Carter secretly started Afgan war in 1979

Interview of Zbigniew Brzezinski Le Nouvel Observateur (France), Jan
15-21, 1998, p. 76*

Q: The former director of the CIA, Robert Gates, stated in his memoirs
["From the Shadows"], that American intelligence services began to aid
the Mujahadeen in Afghanistan 6 months before the Soviet intervention.
In this period you were the national security adviser to President
Carter. You therefore played a role in this affair. Is that correct?

Brzezinski: Yes. According to the official version of history, CIA aid
to the Mujahadeen began during 1980, that is to say, after the Soviet
army invaded Afghanistan, 24 Dec 1979. But the reality, secretly
guarded until now, is completely otherwise: Indeed, it was July 3, 1979
that President Carter signed the first directive for secret aid to the
opponents of the pro-Soviet regime in Kabul. And that very day, I wrote
a note to the president in which I explained to him that in my opinion
this aid was going to induce a Soviet military intervention.

Q: Despite this risk, you were an advocate of this covert action. But
perhaps you yourself desired this Soviet entry into war and looked to
provoke it?

B: It isn't quite that. We didn't push the Russians to intervene, but
we knowingly increased the probability that they would.

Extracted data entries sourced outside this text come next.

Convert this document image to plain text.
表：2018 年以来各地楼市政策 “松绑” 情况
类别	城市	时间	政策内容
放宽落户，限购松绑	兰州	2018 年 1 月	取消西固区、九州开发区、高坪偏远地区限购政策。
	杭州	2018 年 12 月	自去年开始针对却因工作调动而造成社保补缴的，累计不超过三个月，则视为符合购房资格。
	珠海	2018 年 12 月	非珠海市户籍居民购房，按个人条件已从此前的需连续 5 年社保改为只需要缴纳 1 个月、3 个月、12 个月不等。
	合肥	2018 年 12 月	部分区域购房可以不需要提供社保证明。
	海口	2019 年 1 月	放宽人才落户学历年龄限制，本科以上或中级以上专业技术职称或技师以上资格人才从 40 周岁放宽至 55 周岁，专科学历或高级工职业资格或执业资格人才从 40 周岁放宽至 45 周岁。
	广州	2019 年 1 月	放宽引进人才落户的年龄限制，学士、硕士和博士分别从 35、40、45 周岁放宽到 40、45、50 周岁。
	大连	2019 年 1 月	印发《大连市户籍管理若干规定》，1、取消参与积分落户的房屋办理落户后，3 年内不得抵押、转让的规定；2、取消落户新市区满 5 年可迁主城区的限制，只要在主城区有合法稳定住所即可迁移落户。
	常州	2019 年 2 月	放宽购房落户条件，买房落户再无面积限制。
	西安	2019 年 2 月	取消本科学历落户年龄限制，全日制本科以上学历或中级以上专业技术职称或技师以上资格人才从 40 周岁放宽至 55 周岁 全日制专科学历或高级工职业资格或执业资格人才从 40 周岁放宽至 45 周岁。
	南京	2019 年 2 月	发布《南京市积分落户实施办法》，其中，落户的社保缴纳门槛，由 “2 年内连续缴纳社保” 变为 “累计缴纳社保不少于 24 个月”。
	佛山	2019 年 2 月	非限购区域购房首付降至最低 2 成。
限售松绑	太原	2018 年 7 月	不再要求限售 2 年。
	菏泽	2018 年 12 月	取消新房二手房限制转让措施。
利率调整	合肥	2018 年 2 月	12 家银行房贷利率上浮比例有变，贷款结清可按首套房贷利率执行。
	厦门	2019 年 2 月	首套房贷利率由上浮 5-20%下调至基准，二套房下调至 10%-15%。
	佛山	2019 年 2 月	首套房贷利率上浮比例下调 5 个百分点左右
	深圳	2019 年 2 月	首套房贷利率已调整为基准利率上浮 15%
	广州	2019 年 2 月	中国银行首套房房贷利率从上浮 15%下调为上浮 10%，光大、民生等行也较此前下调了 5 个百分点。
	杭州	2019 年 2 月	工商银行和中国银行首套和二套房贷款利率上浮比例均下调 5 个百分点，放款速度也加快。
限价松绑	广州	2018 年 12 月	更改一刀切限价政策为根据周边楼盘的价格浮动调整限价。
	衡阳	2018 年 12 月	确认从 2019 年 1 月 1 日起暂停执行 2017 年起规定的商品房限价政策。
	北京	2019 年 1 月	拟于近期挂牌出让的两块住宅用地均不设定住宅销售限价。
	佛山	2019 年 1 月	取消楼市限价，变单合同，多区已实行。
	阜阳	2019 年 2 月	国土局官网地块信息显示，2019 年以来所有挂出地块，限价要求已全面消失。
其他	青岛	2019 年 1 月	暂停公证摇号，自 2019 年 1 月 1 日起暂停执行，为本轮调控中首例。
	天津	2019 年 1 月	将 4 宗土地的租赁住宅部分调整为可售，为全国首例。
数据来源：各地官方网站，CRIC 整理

Q: When the Soviets justified their intervention by asserting that they
intended to fight against a secret involvement of the United States in
Afghanistan, people didn't believe them. However, there was a basis of
truth. You don't regret anything today?

B: Regret what? That secret operation was an excellent idea. It had the
effect of drawing the Russians into the Afghan trap and you want me to
regret it? The day that the Soviets officially crossed the border, I
wrote to President
Carter: We now have the opportunity of giving to the USSR its Vietnam
war. Indeed, for almost 10 years, Moscow had to carry on a war
unsupportable by the government, a conflict that brought about the
demoralization and finally the breakup of the Soviet empire.

Q: And neither do you regret having supported the Islamic [intégrisme],
having given arms and advice to future terrorists?

B: What is most important to the history of the world? The Taliban or
the collapse of the Soviet empire? Some stirred-up Moslems or the
liberation of Central Europe and the end of the cold war?

Q: Some stirred-up Moslems? But it has been said and
repeated: Islamic fundamentalism represents a world menace today.

B: Nonsense! It is said that the West had a global policy in regard to
Islam. That is stupid. There isn't a global Islam. Look at Islam in a
rational manner and without demagoguery or emotion. It is the leading
religion of the world with 1.5 billion followers. But what is there in
common among Saudi Arabian fundamentalism, moderate Morocco, Pakistan
militarism, Egyptian pro-Western or Central Asian secularism? Nothing
more than what unites the Christian countries.

* There are at least two editions of this magazine; with the perhaps
sole exception of the Library of Congress, the version sent to the
United States is shorter than the French version, andthe Brzezinski
interview was not included in the shorter version.